One thing that age can do to a person manifests on the inside, in the forms of cynicism, skepticism and distrust as life deals blow after blow and saps energy while teaching tough life lessons.  It’s easy to buy into that, and look for the worst in everything, and I have leaned more in that direction in recent years.  But life is too short to feed on a steady diet of negativity, and I certainly don’t like being around it.  As the years go by faster and faster, it make more sense to value, and find the good in each day, each hour, each minute.

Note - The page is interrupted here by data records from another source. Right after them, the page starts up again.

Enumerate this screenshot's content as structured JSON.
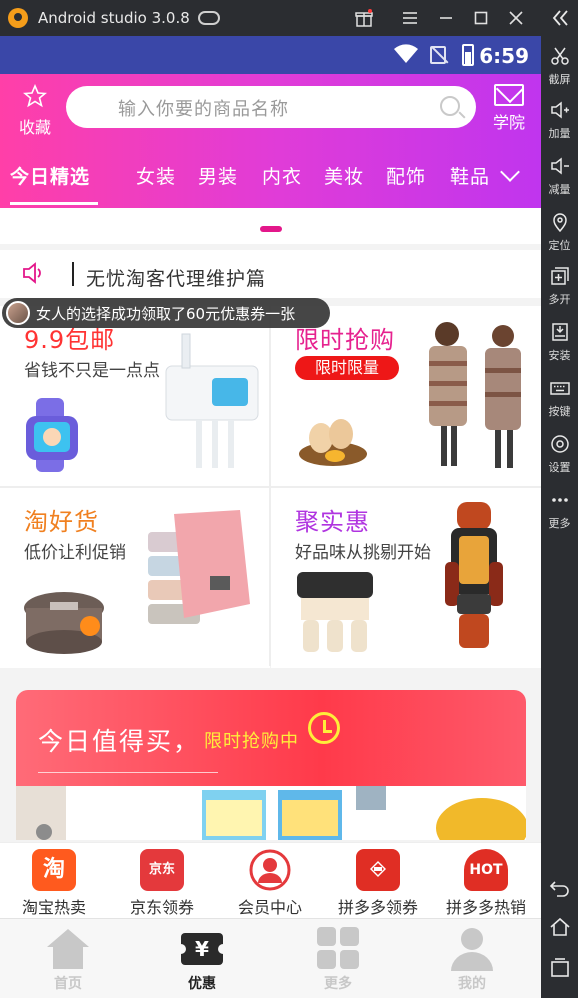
{
  "window": {
    "title": "Android studio 3.0.8"
  },
  "emulator_sidebar": {
    "items": [
      {
        "label": "截屏",
        "icon": "scissors-icon"
      },
      {
        "label": "加量",
        "icon": "volume-up-icon"
      },
      {
        "label": "减量",
        "icon": "volume-down-icon"
      },
      {
        "label": "定位",
        "icon": "location-icon"
      },
      {
        "label": "多开",
        "icon": "multi-open-icon"
      },
      {
        "label": "安装",
        "icon": "apk-install-icon"
      },
      {
        "label": "按键",
        "icon": "keyboard-icon"
      },
      {
        "label": "设置",
        "icon": "settings-icon"
      },
      {
        "label": "更多",
        "icon": "more-icon"
      }
    ]
  },
  "statusbar": {
    "time": "6:59"
  },
  "header": {
    "favorite_label": "收藏",
    "search_placeholder": "输入你要的商品名称",
    "school_label": "学院",
    "categories": [
      "今日精选",
      "女装",
      "男装",
      "内衣",
      "美妆",
      "配饰",
      "鞋品"
    ]
  },
  "notice": {
    "text": "无忧淘客代理维护篇"
  },
  "toast": {
    "text": "女人的选择成功领取了60元优惠券一张"
  },
  "promos": [
    {
      "title": "9.9包邮",
      "subtitle": "省钱不只是一点点",
      "color": "#ff3333"
    },
    {
      "title": "限时抢购",
      "subtitle": "限时限量",
      "color": "#e6228f"
    },
    {
      "title": "淘好货",
      "subtitle": "低价让利促销",
      "color": "#f08020"
    },
    {
      "title": "聚实惠",
      "subtitle": "好品味从挑剔开始",
      "color": "#b034e0"
    }
  ],
  "deal": {
    "title": "今日值得买，",
    "tag": "限时抢购中"
  },
  "quick_links": [
    {
      "label": "淘宝热卖",
      "icon": "taobao-icon",
      "glyph": "淘",
      "color": "#ff5a1e"
    },
    {
      "label": "京东领券",
      "icon": "jd-icon",
      "glyph": "京东",
      "color": "#e4393c"
    },
    {
      "label": "会员中心",
      "icon": "member-icon",
      "glyph": "",
      "color": "#e4393c"
    },
    {
      "label": "拼多多领券",
      "icon": "pinduoduo-icon",
      "glyph": "",
      "color": "#e02e24"
    },
    {
      "label": "拼多多热销",
      "icon": "hot-icon",
      "glyph": "HOT",
      "color": "#e02e24"
    }
  ],
  "tabs": [
    {
      "label": "首页",
      "icon": "home-icon"
    },
    {
      "label": "优惠",
      "icon": "coupon-icon"
    },
    {
      "label": "更多",
      "icon": "grid-icon"
    },
    {
      "label": "我的",
      "icon": "profile-icon"
    }
  ]
}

Time may go by too quickly, but everything we have is dependent on it and must happen within its confines, so it should be spent in a way that touches the most people in the most positive way. 

I have many goals for this coming year, in every aspect of my life.  I want to be a better everything to everyone starting with myself, and it has to come from within.  I want to personally take the hundred day challenge and expand it to 365 days, every day until I turn 60.  Anything, done long enough, becomes habit, and I can’t think of a better pattern to fall in to then one that includes at least a happy thought every day. 

I know doing this for 365 straight days will be an extreme challenge, but hopefully, I am up to it.  I am, by nature, a moody person, and dark clouds show up from time to time, with a feeling they will never leave.  Today, I am enthusiastic about the goal, but today, I feel good, so it will be easy.  But there will be days when the break in the clouds will be hard to find, and those will be the days it will be most critical to find the glimmer of light. 

But I have so much to be happy for which I will elaborate on over the coming year, an item at a time, and a day at a time, but in a nutshell, it all revolves around a few simple things; love, faith, family, friends, health and accomplishments.  Most of my writing has to do with running, and although that is not the focus here, it is certainly still an inspiration.  I started today with an easy 3-mile run, getting up at 4:30 in the morning to do it. I can’t say I was overjoyed to get up that early this morning, but since some of my goals for the next year are running ones, it had to be done.

Running, especially pain-free running has always been the tool to get my creative juices going.  I’m sure over the next year, running will be a central theme of many happy days, and running time will most likely be the inspiration for many other happy thoughts.  And if I can’t run, as has been the case for much of the past year, the challenge with become exponentially harder, but I will be up for it either way.  I just know which way I’d prefer.

So, with that in mind, let the happiness begin.